Scientists have found a ‘heartbeat’ signal coming from a distant galaxy

April Curtin

New research suggests that magnetars are the source of mysterious fast radio bursts from distant galaxies. (Image credit: NRAO/AUI/NSF)

It could tell us some important information about the universe

Astronomers have discovered an unusual, long-lasting radio signal coming from a galaxy faraway – and it could tell us more about how the universe is expanding.

The mysterious burst of radio energy is flashing in a pattern which scientists say is similar to a heartbeat. The Fast Radio Burst (FRB) is lasting 1,000 times longer than similar events and flashing in the clearest periodic pattern ever discovered.

FRBs are strong bursts of radio waves from galaxies billions of light-years away. They normally last just a few milliseconds before blinking out and are one-off events, but this one is lasting up to three seconds.

Daniele Michilli, a postdoc at the Massachusetts Institute of Technology (MIT) Kavli Institute for Astrophysics and Space Research, described it as “unusual”.

He said: “Not only was it very long, lasting about three seconds, but there were periodic peaks that were remarkably precise, emitting every fraction of a second – boom, boom, boom – like a heartbeat.

“This is the first time the signal itself is periodic.”
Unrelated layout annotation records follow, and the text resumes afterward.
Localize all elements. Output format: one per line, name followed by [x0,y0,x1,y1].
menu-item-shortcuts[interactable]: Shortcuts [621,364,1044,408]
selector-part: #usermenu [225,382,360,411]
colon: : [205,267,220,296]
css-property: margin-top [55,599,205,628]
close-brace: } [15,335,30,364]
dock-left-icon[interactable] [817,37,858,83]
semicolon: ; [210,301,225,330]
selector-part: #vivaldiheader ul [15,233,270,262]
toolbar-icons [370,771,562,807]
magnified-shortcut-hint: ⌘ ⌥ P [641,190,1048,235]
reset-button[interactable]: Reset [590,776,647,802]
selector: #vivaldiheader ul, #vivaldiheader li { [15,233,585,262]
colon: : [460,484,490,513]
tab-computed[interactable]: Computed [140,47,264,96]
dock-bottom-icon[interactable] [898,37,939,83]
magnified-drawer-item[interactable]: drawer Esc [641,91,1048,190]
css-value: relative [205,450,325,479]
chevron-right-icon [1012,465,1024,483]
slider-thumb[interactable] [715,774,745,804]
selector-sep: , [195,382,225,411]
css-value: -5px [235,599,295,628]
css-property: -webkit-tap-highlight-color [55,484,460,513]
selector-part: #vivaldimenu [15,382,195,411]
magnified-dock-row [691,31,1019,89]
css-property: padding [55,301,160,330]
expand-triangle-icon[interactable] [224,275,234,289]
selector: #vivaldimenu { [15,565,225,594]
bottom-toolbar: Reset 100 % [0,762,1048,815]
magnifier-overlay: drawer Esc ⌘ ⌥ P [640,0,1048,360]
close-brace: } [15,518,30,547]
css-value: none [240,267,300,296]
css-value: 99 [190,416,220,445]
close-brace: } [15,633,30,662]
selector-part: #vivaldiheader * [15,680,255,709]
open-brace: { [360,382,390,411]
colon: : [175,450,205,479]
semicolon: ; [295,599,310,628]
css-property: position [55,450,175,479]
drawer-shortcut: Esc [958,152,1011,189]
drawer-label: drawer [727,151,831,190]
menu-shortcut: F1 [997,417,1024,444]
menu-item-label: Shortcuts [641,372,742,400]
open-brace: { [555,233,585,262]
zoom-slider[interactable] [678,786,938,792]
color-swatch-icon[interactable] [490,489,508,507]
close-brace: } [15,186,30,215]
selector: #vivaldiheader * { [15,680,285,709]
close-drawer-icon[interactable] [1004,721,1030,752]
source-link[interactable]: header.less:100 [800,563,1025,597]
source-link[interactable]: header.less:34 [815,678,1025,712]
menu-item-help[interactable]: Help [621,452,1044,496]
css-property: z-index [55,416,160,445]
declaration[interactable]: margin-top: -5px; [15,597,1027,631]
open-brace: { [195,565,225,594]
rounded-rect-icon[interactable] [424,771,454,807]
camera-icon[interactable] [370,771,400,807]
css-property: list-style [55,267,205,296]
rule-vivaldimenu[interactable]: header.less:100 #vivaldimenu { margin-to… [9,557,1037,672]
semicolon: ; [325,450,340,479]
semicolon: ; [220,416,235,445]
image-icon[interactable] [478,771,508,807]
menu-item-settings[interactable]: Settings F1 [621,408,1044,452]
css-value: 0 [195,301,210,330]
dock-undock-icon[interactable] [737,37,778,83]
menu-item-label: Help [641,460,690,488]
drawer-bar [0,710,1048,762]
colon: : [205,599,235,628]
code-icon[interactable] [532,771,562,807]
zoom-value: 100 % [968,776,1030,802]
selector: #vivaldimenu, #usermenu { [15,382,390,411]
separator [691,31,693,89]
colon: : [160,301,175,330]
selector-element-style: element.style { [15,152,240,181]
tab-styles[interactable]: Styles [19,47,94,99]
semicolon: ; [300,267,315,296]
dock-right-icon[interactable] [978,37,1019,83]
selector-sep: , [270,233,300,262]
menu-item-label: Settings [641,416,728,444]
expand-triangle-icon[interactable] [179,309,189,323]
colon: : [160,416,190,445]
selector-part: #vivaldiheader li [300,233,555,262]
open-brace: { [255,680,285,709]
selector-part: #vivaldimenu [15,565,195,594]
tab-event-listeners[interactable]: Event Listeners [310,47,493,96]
The source of this blast remains unknown – all scientists know is that it lies in a faraway galaxy located somewhere several billion light years away from planet Earth. It is thought that it could come from a radio pulsar or a magnetar, which are both types of neutron stars. These are dense, spinning collapsed cores of giant stars.

What’s more, is that FRB 20191221A could be used as an ‘astrophysical clock’, meaning scientists can use it to analyse at what rate the universe is expanding.

Researchers from the Canadian Hydrogen Intensity Mapping Experiment (CHIME), the team behind the discovery, will attempt to identify more bursts from the same source, which could help confirm what is causing these FRBs.